И заразительно хохотал. Даниэль-Совенок посмотрел на Роке-Навозника и сказал:
— Я поднимусь.
Роке поддразнил его:
— Кишка тонка.
Герман-Паршивый выказал крайнюю осторожность:
— Не надо. Убьешься.
Движимый отчаянием, смутным чувством соперничества с молодым человеком в трауре и желанием показать себя «нечистым голосам», Даниэль-Совенок подскочил к мачте и без труда поднялся на первые несколько метров. У него пылала голова, и в груди клокотала странная смесь уязвленной гордости, пробудившегося честолюбия и отчаяния. «Вперед, — говорил он себе. — Никому не сделать того, что ты делаешь.
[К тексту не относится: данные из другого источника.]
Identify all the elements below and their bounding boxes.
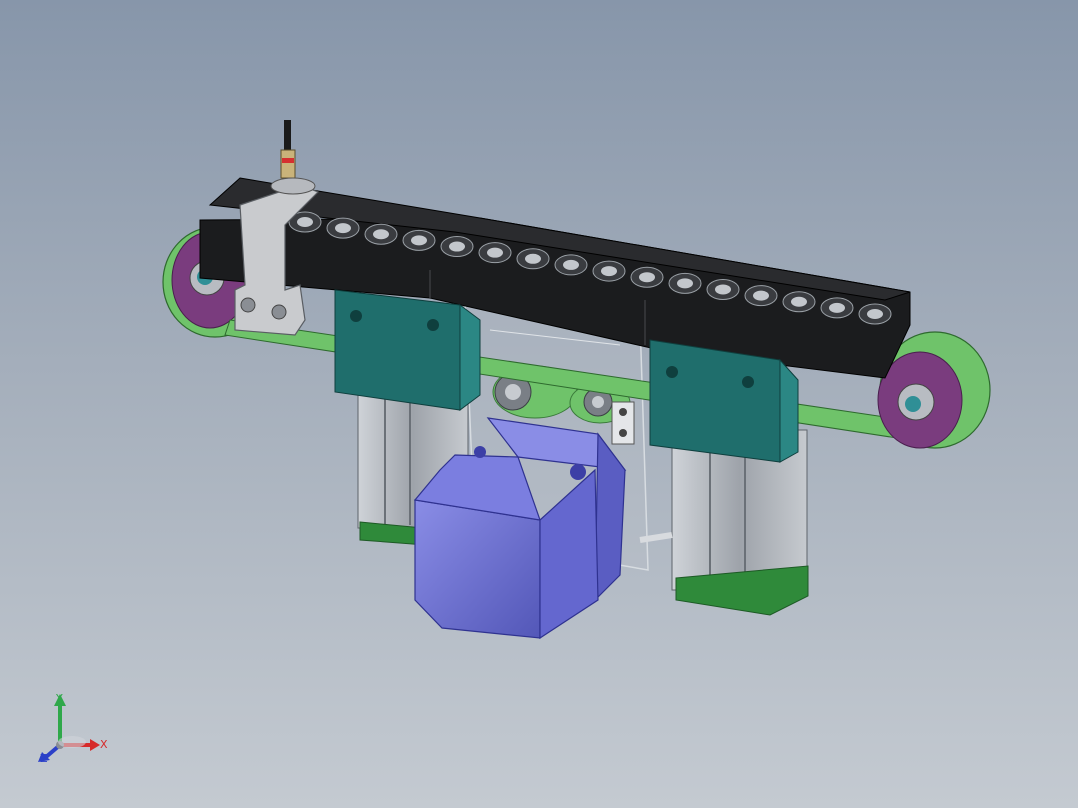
belt-roller-hub [411, 235, 427, 246]
belt-roller-hub [449, 241, 465, 252]
belt-roller-hub [563, 259, 579, 270]
belt-roller-hub [601, 266, 617, 277]
belt-roller-hub [867, 309, 883, 319]
mounting-block-left[interactable] [334, 289, 481, 411]
belt-roller-hub [373, 229, 389, 240]
belt-roller-hub [335, 223, 351, 234]
triad-z-label: Z [40, 752, 48, 765]
triad-y-label: Y [56, 692, 63, 705]
belt-roller-hub [297, 217, 313, 227]
proximity-sensor[interactable] [270, 120, 316, 195]
belt-roller-hub [639, 272, 655, 283]
belt-roller-hub [487, 247, 503, 258]
belt-roller-hub [791, 296, 807, 307]
belt-roller-hub [753, 290, 769, 301]
assembly-model[interactable] [0, 0, 1078, 808]
belt-roller-hub [715, 284, 731, 295]
triad-x-label: X [100, 738, 108, 751]
cad-viewport[interactable]: Y X Z [0, 0, 1078, 808]
belt-roller-hub [829, 302, 845, 313]
coordinate-triad[interactable]: Y X Z [30, 690, 120, 770]
belt-roller-hub [677, 278, 693, 289]
belt-roller-hub [525, 253, 541, 264]
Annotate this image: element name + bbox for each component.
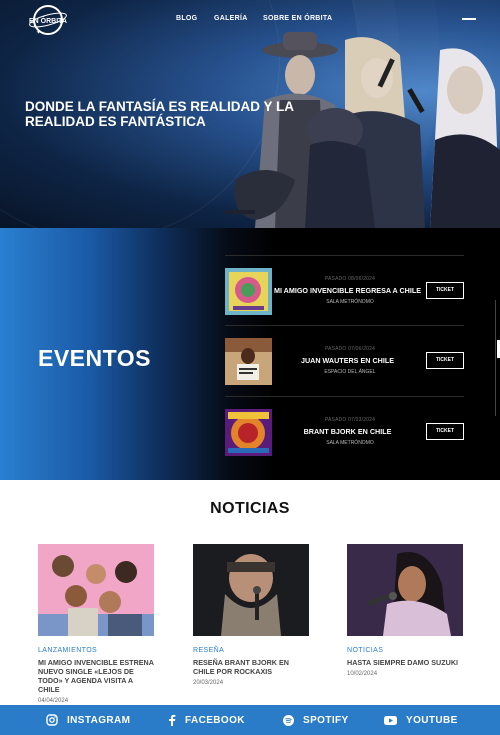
- event-poster-art: [225, 409, 272, 456]
- events-scrollbar[interactable]: [495, 300, 500, 416]
- facebook-link[interactable]: FACEBOOK: [168, 705, 245, 735]
- event-name[interactable]: MI AMIGO INVENCIBLE REGRESA A CHILE: [270, 286, 425, 295]
- news-date: 10/02/2024: [347, 671, 378, 677]
- event-venue: SALA METRÓNOMO: [326, 440, 374, 446]
- social-bar: INSTAGRAM FACEBOOK SPOTIFY YOUTUBE: [0, 705, 500, 735]
- event-poster: [225, 268, 272, 315]
- youtube-label: YOUTUBE: [406, 714, 458, 726]
- news-photo: [347, 544, 463, 636]
- spotify-label: SPOTIFY: [303, 714, 349, 726]
- event-item: PASADO 07/06/2024 JUAN WAUTERS EN CHILE …: [225, 325, 464, 395]
- facebook-label: FACEBOOK: [185, 714, 245, 726]
- news-photo: [38, 544, 154, 636]
- ticket-button[interactable]: TICKET: [426, 423, 464, 440]
- event-poster: [225, 409, 272, 456]
- event-date: PASADO 08/06/2024: [324, 276, 376, 282]
- news-card[interactable]: RESEÑA RESEÑA BRANT BJORK EN CHILE POR R…: [193, 544, 309, 686]
- ticket-button[interactable]: TICKET: [426, 282, 464, 299]
- news-category[interactable]: RESEÑA: [193, 647, 309, 654]
- main-nav: BLOG GALERÍA SOBRE EN ÓRBITA: [0, 15, 500, 27]
- news-image[interactable]: [347, 544, 463, 636]
- instagram-icon: [46, 714, 58, 726]
- news-card[interactable]: LANZAMIENTOS MI AMIGO INVENCIBLE ESTRENA…: [38, 544, 154, 704]
- instagram-label: INSTAGRAM: [67, 714, 131, 726]
- news-headline[interactable]: MI AMIGO INVENCIBLE ESTRENA NUEVO SINGLE…: [38, 658, 154, 694]
- news-date: 20/03/2024: [193, 680, 224, 686]
- news-image[interactable]: [193, 544, 309, 636]
- nav-item-sobre-en-orbita[interactable]: SOBRE EN ÓRBITA: [263, 15, 332, 22]
- event-venue: SALA METRÓNOMO: [326, 299, 374, 305]
- news-title: NOTICIAS: [210, 500, 290, 517]
- event-date: PASADO 07/06/2024: [324, 346, 376, 352]
- news-date: 04/04/2024: [38, 698, 69, 704]
- spotify-link[interactable]: SPOTIFY: [283, 705, 349, 735]
- hero-band-photo: [225, 32, 500, 228]
- event-venue: ESPACIO DEL ÁNGEL: [324, 369, 376, 375]
- youtube-link[interactable]: YOUTUBE: [384, 705, 458, 735]
- events-title: EVENTOS: [38, 345, 151, 371]
- event-item: PASADO 07/03/2024 BRANT BJORK EN CHILE S…: [225, 396, 464, 466]
- facebook-icon: [169, 714, 176, 726]
- spotify-icon: [283, 714, 294, 726]
- event-poster: [225, 338, 272, 385]
- youtube-icon: [384, 715, 397, 725]
- menu-icon[interactable]: [462, 18, 476, 20]
- event-item: PASADO 08/06/2024 MI AMIGO INVENCIBLE RE…: [225, 255, 464, 325]
- instagram-link[interactable]: INSTAGRAM: [46, 705, 130, 735]
- news-card[interactable]: NOTICIAS HASTA SIEMPRE DAMO SUZUKI 10/02…: [347, 544, 463, 677]
- event-poster-art: [225, 338, 272, 385]
- news-section: NOTICIAS LANZAMIENTOS MI AMIGO INVENCIBL…: [0, 480, 500, 705]
- hero-title: DONDE LA FANTASÍA ES REALIDAD Y LA REALI…: [25, 99, 294, 129]
- nav-item-blog[interactable]: BLOG: [176, 15, 197, 22]
- hero-section: EN ÓRBITA ✦ BLOG GALERÍA SOBRE EN ÓRBITA…: [0, 0, 500, 228]
- events-section: EVENTOS PASADO 08/06/2024 MI AMIGO INVEN…: [0, 228, 500, 480]
- ticket-button[interactable]: TICKET: [426, 352, 464, 369]
- news-category[interactable]: LANZAMIENTOS: [38, 647, 154, 654]
- event-name[interactable]: JUAN WAUTERS EN CHILE: [270, 356, 425, 365]
- news-photo: [193, 544, 309, 636]
- svg-text:✦: ✦: [36, 29, 41, 36]
- news-image[interactable]: [38, 544, 154, 636]
- news-headline[interactable]: RESEÑA BRANT BJORK EN CHILE POR ROCKAXIS: [193, 658, 309, 676]
- news-headline[interactable]: HASTA SIEMPRE DAMO SUZUKI: [347, 658, 463, 667]
- event-name[interactable]: BRANT BJORK EN CHILE: [270, 427, 425, 436]
- event-date: PASADO 07/03/2024: [324, 417, 376, 423]
- event-poster-art: [225, 268, 272, 315]
- nav-item-galeria[interactable]: GALERÍA: [214, 15, 248, 22]
- news-category[interactable]: NOTICIAS: [347, 647, 463, 654]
Никому не сделать того, что ты делаешь». И он поднимался все выше, хотя ему уже жгло ляжки. «Я лезу, потому что мне наплевать, если я упаду, я лезу, потому что мне наплевать, если я упаду», — повторял он про себя и, добравшись до середины, посмотрел вниз и увидел, что все на лугу неотрывно следят за ним. На мгновение у него закружилась голова, и он изо всей силы уцепился за мачту. И все же полез выше. У него уже заболели мускулы, но он продолжал подниматься. Снизу он казался крохотным, как таракашка. Мачта начала колебаться, как дерево на ветру. Но он не чувствовал страха. Ему нравилось быть ближе к небу, говорить с Пико-Рандо на «ты». Однако у него ослабевали руки и ноги. Он услышал крик и снова посмотрел вниз.
— Сынок, Даниэль!
Это взмолилась его мать. Рядом с ней, полная тревоги, стояла Мика. И до странности маленький Роке-Навозник, и Герман-Паршивый, над которым Совенок вновь завоевывал превосходство, и «чистые голоса», и «нечистые голоса», и Перечница-старшая, и дон Хосе, священник, и Пако-кузнец, и дон Антонино, маркиз, и за ними — селение, подставившее солнцу свои сизые шиферные крыши. В каком-то самозабвении, подстегиваемый честолюбием, подобным ненасытной жажде господства и власти, он продолжал взбираться, глухой к доносившимся снизу предостережениям. Мачта становилась все тоньше, и под его тяжестью качалась, как пьяная. Он изо всей силы обхватил ее, чувствуя, что вот-вот будет заброшен в горы, словно пущенный из катапульты. Он поднялся еще выше. Теперь он уже почти добрался до пяти дуро, пожертвованных «подголосками Индейца». Но у него саднели ободранные ляжки и почти обессилели руки. «Посмотри, приехал жених Мики. Посмотри, приехал жених Мики», — со злостью сказал он про себя и вскарабкался еще на несколько сантиметров. До вершины оставалось так мало! Внизу воцарилось напряженное молчание. «Девчонка, пискля, девчонка, пискля», — прошептал он и поднялся чуть выше. Вот он уже достиг вершины. Мачта раскачивалась все сильнее. Не решаясь отпустить руку, чтобы схватить приз, он зубами рванул конверт. Не раздалось ни аплодисментов, ни возгласов. Над селением тяготело предчувствие несчастья. Даниэль-Совенок начал спускаться. На половине высоты он совсем изнемог, ослабил руки и ноги и быстро скатился по навощенной мачте, чувствуя жгучую боль в кровоточащих ладонях и ляжках.